Breaking the Evaluation Paradox: Evaluating High-Entropy Search with Computationally Irreducible Constraints

2026-06-22Information Retrieval

Information Retrieval
AI summary

The authors address a problem in testing how well large language models (LLMs) can search exhaustively: it’s hard to check if their answers are complete without perfect knowledge, which humans can’t provide for complex tasks. To solve this, they created VERITAS, a system that builds special search problems with rules that make it impossible for models to guess shortcuts, so they must explore everything to find all answers. This lets researchers automatically make lots of test cases with exact answers, helping to fairly measure and improve models’ searching skills. VERITAS offers a clearer way to evaluate exhaustive search without relying on incomplete human annotations.

Large Language ModelsExhaustive SearchGround TruthBenchmarkingComputational IrreducibilitySearch Space TraversalSystematic ExplorationEvaluation FrameworkTraining Data GenerationHash Computation
Authors
Juntao Wu, Wei Wen, Xianting Huang, Shuai Pang, Ruizhi Qiao, Xing Sun, Ke Wang
Abstract
Evaluating the exhaustive search capabilities of large language models (LLMs) is plagued by a fundamental paradox: verifying completeness requires complete ground truth, yet high-entropy enumeration tasks make such ground truth impossible for humans to create. This causes benchmarks to systematically penalize models for outperforming their human annotators. Despite rapid progress in web-search and deep research agents -- which now issue hundreds of queries, traverse diverse sites, and synthesize long reports -- evaluation still largely relies on partially annotated answer sets, LLM-based judges, or single-answer questions that avoid genuinely exhaustive search scenarios. We break this paradox by shifting the evaluation paradigm from simulating a messy reality to constructing computationally pure challenges.
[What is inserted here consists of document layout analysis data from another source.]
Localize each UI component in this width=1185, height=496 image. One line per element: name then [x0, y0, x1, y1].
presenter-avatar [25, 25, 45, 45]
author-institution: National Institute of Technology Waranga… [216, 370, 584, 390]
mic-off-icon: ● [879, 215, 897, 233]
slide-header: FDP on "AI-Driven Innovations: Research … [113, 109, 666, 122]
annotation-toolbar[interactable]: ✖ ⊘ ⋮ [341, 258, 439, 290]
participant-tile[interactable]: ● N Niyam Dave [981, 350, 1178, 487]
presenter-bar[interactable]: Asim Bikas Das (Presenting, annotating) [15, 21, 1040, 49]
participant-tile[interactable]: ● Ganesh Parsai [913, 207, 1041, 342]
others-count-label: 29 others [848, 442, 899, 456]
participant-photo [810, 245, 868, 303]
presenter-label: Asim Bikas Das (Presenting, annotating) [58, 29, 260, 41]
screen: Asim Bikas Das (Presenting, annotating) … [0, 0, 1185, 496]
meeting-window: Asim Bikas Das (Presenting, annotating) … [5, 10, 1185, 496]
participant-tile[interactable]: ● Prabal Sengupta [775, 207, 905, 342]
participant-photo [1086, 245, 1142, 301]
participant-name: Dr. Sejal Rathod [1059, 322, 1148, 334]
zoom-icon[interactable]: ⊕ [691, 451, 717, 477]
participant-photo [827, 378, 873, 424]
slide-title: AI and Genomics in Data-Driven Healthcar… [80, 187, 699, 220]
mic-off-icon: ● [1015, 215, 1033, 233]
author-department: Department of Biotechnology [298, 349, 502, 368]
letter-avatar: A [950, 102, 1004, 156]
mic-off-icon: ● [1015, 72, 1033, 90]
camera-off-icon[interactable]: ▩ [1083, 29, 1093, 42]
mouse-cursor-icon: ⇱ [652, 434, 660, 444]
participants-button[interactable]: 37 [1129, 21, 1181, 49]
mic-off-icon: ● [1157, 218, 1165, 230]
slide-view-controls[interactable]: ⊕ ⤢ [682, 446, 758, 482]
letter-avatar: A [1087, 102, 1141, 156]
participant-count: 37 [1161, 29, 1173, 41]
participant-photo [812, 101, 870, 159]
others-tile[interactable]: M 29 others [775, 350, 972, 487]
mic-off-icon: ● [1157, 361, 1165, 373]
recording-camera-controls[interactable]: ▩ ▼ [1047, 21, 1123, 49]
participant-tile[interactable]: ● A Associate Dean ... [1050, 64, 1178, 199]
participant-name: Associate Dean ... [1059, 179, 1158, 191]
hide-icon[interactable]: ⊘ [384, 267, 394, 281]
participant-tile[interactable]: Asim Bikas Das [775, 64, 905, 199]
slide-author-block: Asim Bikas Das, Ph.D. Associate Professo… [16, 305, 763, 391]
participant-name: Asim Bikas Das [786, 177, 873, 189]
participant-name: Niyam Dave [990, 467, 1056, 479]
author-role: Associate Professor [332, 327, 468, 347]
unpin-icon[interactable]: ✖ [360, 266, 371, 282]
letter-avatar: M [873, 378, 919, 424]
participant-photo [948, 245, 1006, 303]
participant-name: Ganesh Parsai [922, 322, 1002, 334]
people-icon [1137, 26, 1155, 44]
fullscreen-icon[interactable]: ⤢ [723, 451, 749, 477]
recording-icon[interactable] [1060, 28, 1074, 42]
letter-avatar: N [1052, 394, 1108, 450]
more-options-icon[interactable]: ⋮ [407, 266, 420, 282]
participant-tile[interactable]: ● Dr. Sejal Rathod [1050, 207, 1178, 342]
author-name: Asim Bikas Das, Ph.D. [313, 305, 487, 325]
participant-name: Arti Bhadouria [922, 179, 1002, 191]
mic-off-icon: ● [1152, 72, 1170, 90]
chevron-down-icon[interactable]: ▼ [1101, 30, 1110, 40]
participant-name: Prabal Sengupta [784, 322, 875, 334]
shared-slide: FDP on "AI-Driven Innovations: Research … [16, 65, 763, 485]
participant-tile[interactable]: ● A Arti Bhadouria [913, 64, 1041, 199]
We introduce VERITAS (Verifiable Traversal Assessment for Search), a framework built on the principle of computationally irreducible constraints. By introducing novel, non-optimizable constraints, we create verifiable, sparse-answer search tasks that are computationally equivalent to exhaustive enumeration. These constraints are easy to verify but impossible for LLMs or search engines to optimize, forcing agents to genuinely traverse the entire search space. VERITAS can automatically generate a virtually infinite number of test cases with perfect ground truth and precise difficulty control, with marginal instance cost dominated by hash computations. This provides not only a robust benchmark for evaluating systematic exploration under uncertainty but also a scalable method for generating training data to improve these crucial, yet underdeveloped, capabilities.